- Promotional film poster
- Directed by: Amy Redford
- Written by: Amos Poe
- Produced by: Amy Redford Heyward Collins Bob Jason Amos Poe Brad Zions
- Starring: Saffron Burrows
- Cinematography: Bobby Bukowski
- Edited by: David Leonard
- Music by: David Mansfield
- Production companies: Applecreek Productions RedGuitar Breakout Pictures Artists / Media Cooperation Cold Fusion Media Group
- Distributed by: Lightning Media
- Release date: November 7, 2008;
- Running time: 95 minutes
- Country: United States
- Language: English

= The Guitar (film) =

2008 film directed by Amy Redford

The Guitar is a 2008 American drama film directed and co-produced by Amy Redford. It stars Saffron Burrows as a woman who decides to pursue her dreams after being diagnosed with a terminal disease, fired from her job and abandoned by her boyfriend.

==Plot==

Melody "Mel" Wilder is diagnosed with laryngeal cancer. She is fired from her job and abandoned by her boyfriend. With nothing left to lose, and given only two months to live, she spends her life's savings to rent a palatial loft in Greenwich Village.
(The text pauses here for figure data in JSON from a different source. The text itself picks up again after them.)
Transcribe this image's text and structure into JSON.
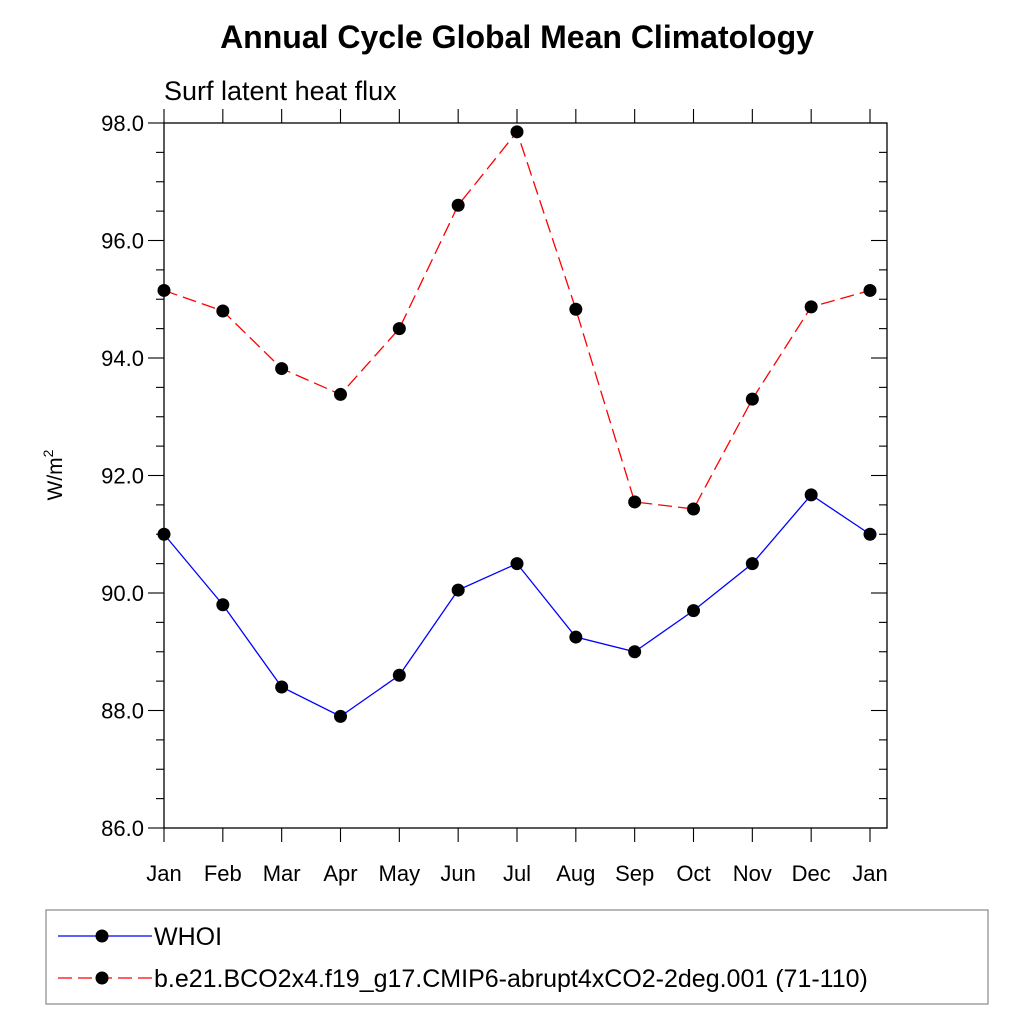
{
  "chart_data": {
    "type": "line",
    "title": "Annual Cycle Global Mean Climatology",
    "subtitle": "Surf latent heat flux",
    "xlabel": "",
    "ylabel": "W/m",
    "ylabel_superscript": "2",
    "categories": [
      "Jan",
      "Feb",
      "Mar",
      "Apr",
      "May",
      "Jun",
      "Jul",
      "Aug",
      "Sep",
      "Oct",
      "Nov",
      "Dec",
      "Jan"
    ],
    "ylim": [
      86.0,
      98.0
    ],
    "yticks": [
      "86.0",
      "88.0",
      "90.0",
      "92.0",
      "94.0",
      "96.0",
      "98.0"
    ],
    "grid": false,
    "legend_position": "bottom",
    "series": [
      {
        "name": "WHOI",
        "color": "#0000ff",
        "dash": "solid",
        "values": [
          91.0,
          89.8,
          88.4,
          87.9,
          88.6,
          90.05,
          90.5,
          89.25,
          89.0,
          89.7,
          90.5,
          91.67,
          91.0
        ]
      },
      {
        "name": "b.e21.BCO2x4.f19_g17.CMIP6-abrupt4xCO2-2deg.001 (71-110)",
        "color": "#ff0000",
        "dash": "dashed",
        "values": [
          95.15,
          94.8,
          93.82,
          93.38,
          94.5,
          96.6,
          97.85,
          94.83,
          91.55,
          91.43,
          93.3,
          94.87,
          95.15
        ]
      }
    ]
  }
}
Thinking she will never have to pay the landlord, she lives off her credit cards, and fills the loft with high-priced products. She seduces the parcel-delivery man and a pizza delivery girl and teaches herself to play the electric guitar she has romanticized since childhood. These life affirming experiences transform her irrevocably, as she discovers a passion for life and the will to live.

==Reception==
As of June 2020, The Guitar holds a 33% approval rating on Rotten Tomatoes, based on 18 reviews with an average rating of 4.62/10.